China's gross domestic product expanded 7.8 percent year-on-year in July-September, data showed Friday, snapping two quarters of slowing growth in world's second-largest economy.
But analysts questioned whether the improvement in the country, a key driver of global growth, was sustainable.
The GDP result matched the median forecast in a survey of 11 analysts by AFP.
Growth for the first nine months of the year came in at 7.7 percent, the National Bureau of Statistics said.
"The overall national economy realised steady growth and enjoyed good momentum," the NBS said in a statement accompanying the figures.
"The major indicators stayed within the rational range, which was in favour of promoting economic restructuring and pushing forward reforms."
But its spokesman Sheng Laiyun warned of "pressures" in the form of a "complicated, volatile and severe" external environment, and accumulated structural problems in the economy.
Additionally, high comparative figures in the last three months of 2012 could mean China's growth rate does not accelerate in the fourth quarter, he added.
The latest result suggests China's economy remains on track to at least meet Beijing's own target for this year of 7.5 percent growth. The government usually announces a conservative number that it regularly surpasses.
Industrial production, which measures output at factories, workshops and mines, rose 10.2 percent in September year-on-year, the NBS said, while retail sales, a key indicator for consumer spending, was up 13.3 percent.
And fixed asset investment, a measure of government spending on infrastructure, rose 20.2 percent during the first nine months of the year.
The report card for the economy comes as China's new leadership has stressed the need to retool the country's growth model to one where private, consumer-led demand drives sustained -- albeit lower -- expansion.
Economists surveyed ahead of the release had said the jump was mainly a result of government stimulus since late June that featured increased rail and urban fixed-asset investment, tax cuts and looser monetary policy.
The pump-priming measures were taken after economic growth slowed for two straight quarters and following a 7.7-percent expansion for all of 2012 -- the worst performance since 1999.
But analysts are questioning whether such measures can be continued and some signs the recovery is waning have already emerged, highlighted by a surprising drop in exports last month.
"The GDP figure in the fourth quarter may be lower than the third quarter, as the momentum of the rebound is not that strong while the base from the fourth quarter last year is relatively high," Ma Xiaoping, a Beijing-based economist for British bank HSBC, told AFP.
Room for further monetary loosening is limited due to factors including rising inflation -- which hit a seven-month high of 3.1 percent in September -- and excess market liquidity, economists say, adding that at the same time skyrocketing local government debt and slowing fiscal revenue growth are restricting further tax incentives.
ANZ bank economists Liu Li-Gang and Zhou Hao credited what they called the "mini stimulus" package for the growth uptick.
The government will more than make good on its 7.5 percent growth target, they predicted, with "risk biased to the upside", but added that the rebound was "not on a solid footing".

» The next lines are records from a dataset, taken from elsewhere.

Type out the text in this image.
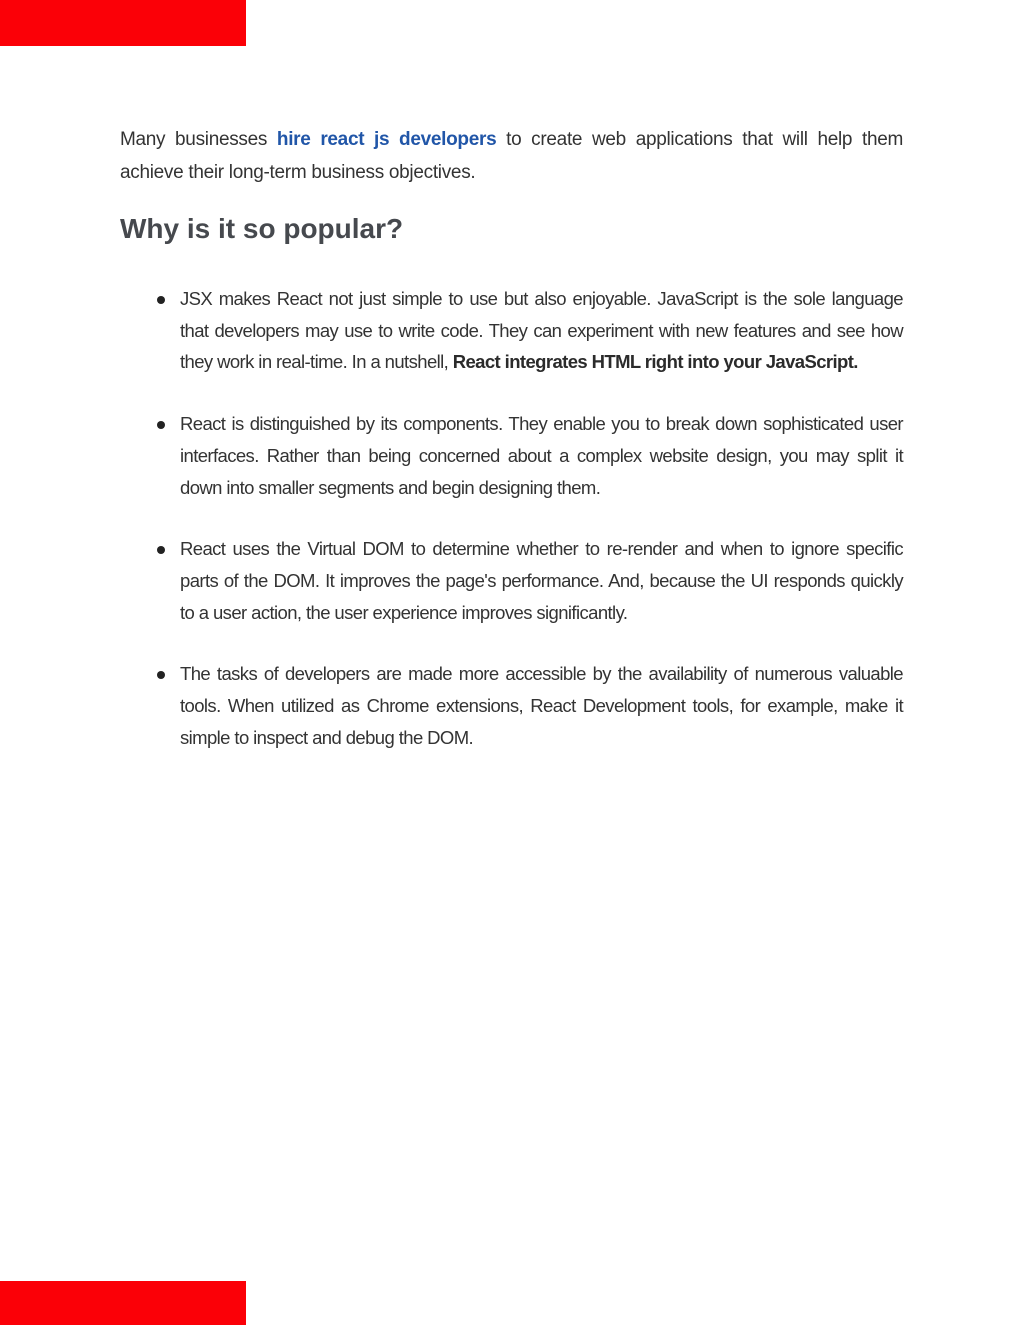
Many businesses hire react js developers to create web applications that will help them achieve their long-term business objectives.

Why is it so popular?
JSX makes React not just simple to use but also enjoyable. JavaScript is the sole language that developers may use to write code. They can experiment with new features and see how they work in real-time. In a nutshell, React integrates HTML right into your JavaScript.
React is distinguished by its components. They enable you to break down sophisticated user interfaces. Rather than being concerned about a complex website design, you may split it down into smaller segments and begin designing them.
React uses the Virtual DOM to determine whether to re-render and when to ignore specific parts of the DOM. It improves the page's performance. And, because the UI responds quickly to a user action, the user experience improves significantly.
The tasks of developers are made more accessible by the availability of numerous valuable tools. When utilized as Chrome extensions, React Development tools, for example, make it simple to inspect and debug the DOM.
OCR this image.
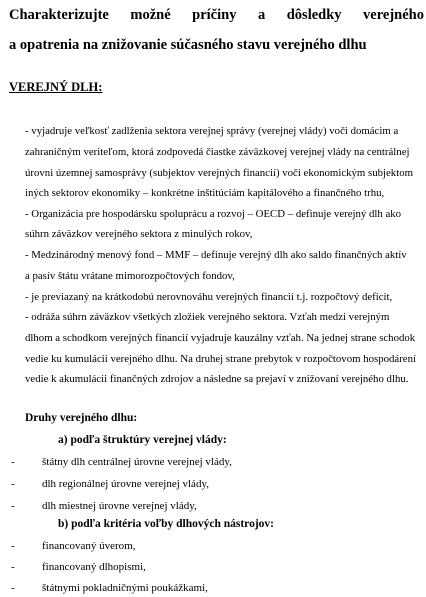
Charakterizujte možné príčiny a dôsledky verejného
a opatrenia na znižovanie súčasného stavu verejného dlhu
VEREJNÝ DLH:
- vyjadruje veľkosť zadlženia sektora verejnej správy (verejnej vlády) voči domácim a
zahraničným veriteľom, ktorá zodpovedá čiastke záväzkovej verejnej vlády na centrálnej
úrovni územnej samosprávy (subjektov verejných financií) voči ekonomickým subjektom
iných sektorov ekonomiky – konkrétne inštitúciám kapitálového a finančného trhu,
- Organizácia pre hospodársku spoluprácu a rozvoj – OECD – definuje verejný dlh ako
súhrn záväzkov verejného sektora z minulých rokov,
- Medzinárodný menový fond – MMF – definuje verejný dlh ako saldo finančných aktív
a pasív štátu vrátane mimorozpočtových fondov,
- je previazaný na krátkodobú nerovnováhu verejných financií t.j. rozpočtový deficit,
- odráža súhrn záväzkov všetkých zložiek verejného sektora. Vzťah medzi verejným
dlhom a schodkom verejných financií vyjadruje kauzálny vzťah. Na jednej strane schodok
vedie ku kumulácii verejného dlhu. Na druhej strane prebytok v rozpočtovom hospodárení
vedie k akumulácii finančných zdrojov a následne sa prejaví v znižovaní verejného dlhu.
Druhy verejného dlhu:
a) podľa štruktúry verejnej vlády:
- štátny dlh centrálnej úrovne verejnej vlády,
- dlh regionálnej úrovne verejnej vlády,
- dlh miestnej úrovne verejnej vlády,
b) podľa kritéria voľby dlhových nástrojov:
- financovaný úverom,
- financovaný dlhopismi,
- štátnymi pokladničnými poukážkami,
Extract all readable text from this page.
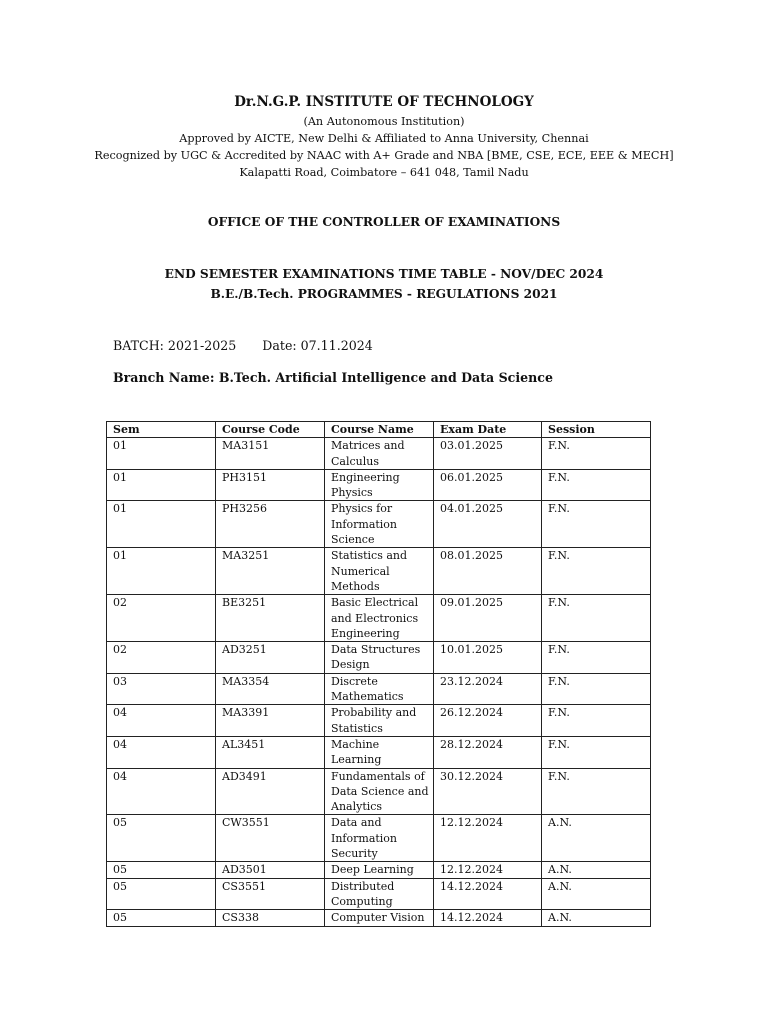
Dr.N.G.P. INSTITUTE OF TECHNOLOGY
(An Autonomous Institution)
Approved by AICTE, New Delhi & Affiliated to Anna University, Chennai
Recognized by UGC & Accredited by NAAC with A+ Grade and NBA [BME, CSE, ECE, EEE & MECH]
Kalapatti Road, Coimbatore – 641 048, Tamil Nadu
OFFICE OF THE CONTROLLER OF EXAMINATIONS
END SEMESTER EXAMINATIONS TIME TABLE - NOV/DEC 2024
B.E./B.Tech. PROGRAMMES - REGULATIONS 2021
BATCH: 2021-2025 Date: 07.11.2024
Branch Name: B.Tech. Artificial Intelligence and Data Science
Sem	Course Code	Course Name	Exam Date	Session
01	MA3151	Matrices and Calculus	03.01.2025	F.N.
01	PH3151	Engineering Physics	06.01.2025	F.N.
01	PH3256	Physics for Information Science	04.01.2025	F.N.
01	MA3251	Statistics and Numerical Methods	08.01.2025	F.N.
02	BE3251	Basic Electrical and Electronics Engineering	09.01.2025	F.N.
02	AD3251	Data Structures Design	10.01.2025	F.N.
03	MA3354	Discrete Mathematics	23.12.2024	F.N.
04	MA3391	Probability and Statistics	26.12.2024	F.N.
04	AL3451	Machine Learning	28.12.2024	F.N.
04	AD3491	Fundamentals of Data Science and Analytics	30.12.2024	F.N.
05	CW3551	Data and Information Security	12.12.2024	A.N.
05	AD3501	Deep Learning	12.12.2024	A.N.
05	CS3551	Distributed Computing	14.12.2024	A.N.
05	CS338	Computer Vision	14.12.2024	A.N.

There were few indications that inventories are being restocked, they said, a situation "reflecting a cautious mood" ahead of a key Communist Party meeting scheduled for November, when economic reforms could be announced.
But the gathering is unlikely to declare in detail how reforms would be carried out, said Yao Wei, Societe Generale economist in Hong Kong, adding a roadmap with some idea of time frame may be the most that can be expected.
"The real test of Beijing's reform resolution will be the action taken in the following three to six months," she wrote in a research note.
The economy expanded 2.2 percent in the third quarter from the previous three months, the NBS said, the strongest expansion by that measure in five quarters.
Sheng said: "Despite the growth rate volatility, the internal structure of the economy and the growth quality have improved.
"Looking forward, it is more likely that the Chinese economy will maintain steady and relatively fast growth."
Chinese shares closed up 0.24 percent.